3 宅建のテキスト・問題集を使った効果的な勉強方法
自分に合ったテキストや問題集を選び、しっかり勉強してこそ意味があります。やみくもに勉強するだけでは効率もよくありません。
そこで、以下の3点の段階における効果的な勉強方法をご紹介します。
・基礎を固める
・過去問対策
・直前対策
全て確認し、試験勉強の参考にしてみてください。
(1) 基礎を固める
基礎知識を養ううえで大切なのが、テキストを繰り返し読むことです。最低でも2回以上は読むようにしましょう。テキストを読む際は、以下のことを意識してみてください。
1回目 | 全体像をつかむために、ひと通り目を通すイメージで読みます。多くの人は、最初から記憶しようとして挫折しがちです。「ざっくりと内容を理解する程度」を心がけてください。 |
2回目 | 1回目と異なり、記憶するよう意識して深く読み込みます。独学の場合は、間違った覚え方をしていないか注意してください。 |
上記が終われば、問題集で記憶した知識の定着度を確認します。その際、テキストとリンクした問題集を選ぶことで、より効率よく学習することが可能です。
(2) 過去問対策
宅建試験において、過去問対策は欠かせません。その理由は、宅建試験は数ある国家試験の中でも過去問の類題が出されやすい試験だからです。徹底した過去問対策により、合格にも近づけるはずです。

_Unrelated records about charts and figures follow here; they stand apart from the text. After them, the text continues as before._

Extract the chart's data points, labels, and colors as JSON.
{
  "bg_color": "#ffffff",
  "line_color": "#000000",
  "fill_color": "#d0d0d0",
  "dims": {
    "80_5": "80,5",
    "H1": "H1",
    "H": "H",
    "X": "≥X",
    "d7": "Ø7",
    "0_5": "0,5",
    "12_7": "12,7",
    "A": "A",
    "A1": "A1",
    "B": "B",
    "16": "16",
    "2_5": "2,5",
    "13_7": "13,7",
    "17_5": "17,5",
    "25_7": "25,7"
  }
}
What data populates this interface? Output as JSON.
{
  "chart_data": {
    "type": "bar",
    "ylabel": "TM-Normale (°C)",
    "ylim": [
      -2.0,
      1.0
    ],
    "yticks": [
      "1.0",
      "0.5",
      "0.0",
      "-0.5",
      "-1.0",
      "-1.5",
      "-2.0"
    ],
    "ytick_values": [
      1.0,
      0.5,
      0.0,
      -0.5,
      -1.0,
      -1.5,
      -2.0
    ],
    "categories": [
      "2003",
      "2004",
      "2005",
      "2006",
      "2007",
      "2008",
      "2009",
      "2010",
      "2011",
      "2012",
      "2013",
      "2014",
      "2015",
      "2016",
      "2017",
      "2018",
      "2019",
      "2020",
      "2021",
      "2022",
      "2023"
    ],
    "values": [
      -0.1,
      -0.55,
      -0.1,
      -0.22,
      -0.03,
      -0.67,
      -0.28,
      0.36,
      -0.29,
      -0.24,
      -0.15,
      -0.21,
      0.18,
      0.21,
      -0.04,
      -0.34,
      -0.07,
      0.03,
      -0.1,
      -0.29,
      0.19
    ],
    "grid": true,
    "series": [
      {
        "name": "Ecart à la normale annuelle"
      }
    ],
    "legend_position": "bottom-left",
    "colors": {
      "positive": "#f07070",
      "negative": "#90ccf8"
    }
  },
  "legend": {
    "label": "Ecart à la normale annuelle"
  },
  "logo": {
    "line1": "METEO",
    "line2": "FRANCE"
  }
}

また過去問対策では、重要度が高い問題を集中的に解くことが大切です。したがって過去問題集を選ぶ際は、重要度別に分けられているものを選ぶとより効率的に学習できます。
(3) 直前対策
試験直前は、予想問題集で知識の定着度や実力を確認することをおすすめします。確認すべきことは、主に以下の4点です。
・最新の統計問題対策
・制限時間内に全問題を解き終わるかの確認
・理解できていない箇所はないかの確認
・視点を変えた問題にも対応できるかの確認
最新情報や知識の定着具合を見極めるのはもちろんのこと、制限時間にも配慮することが大切です。勉強したことを活かして時間内にアウトプットすることができれば、宅建試験の合格も決して難しいものではありません。
4 まとめ
独学で宅建試験に合格するためには、自分に合ったテキストと問題集を選ぶことが大切です。
本記事では、人気が高いテキストの中からおすすめの10シリーズとそれを使った効率的な勉強方法についてご紹介しました。それぞれの特徴を確認し、自分に合うかどうか見極めましょう。必要であれば書店で手に取って確認することも大切です。ぜひ参考にしてみてください。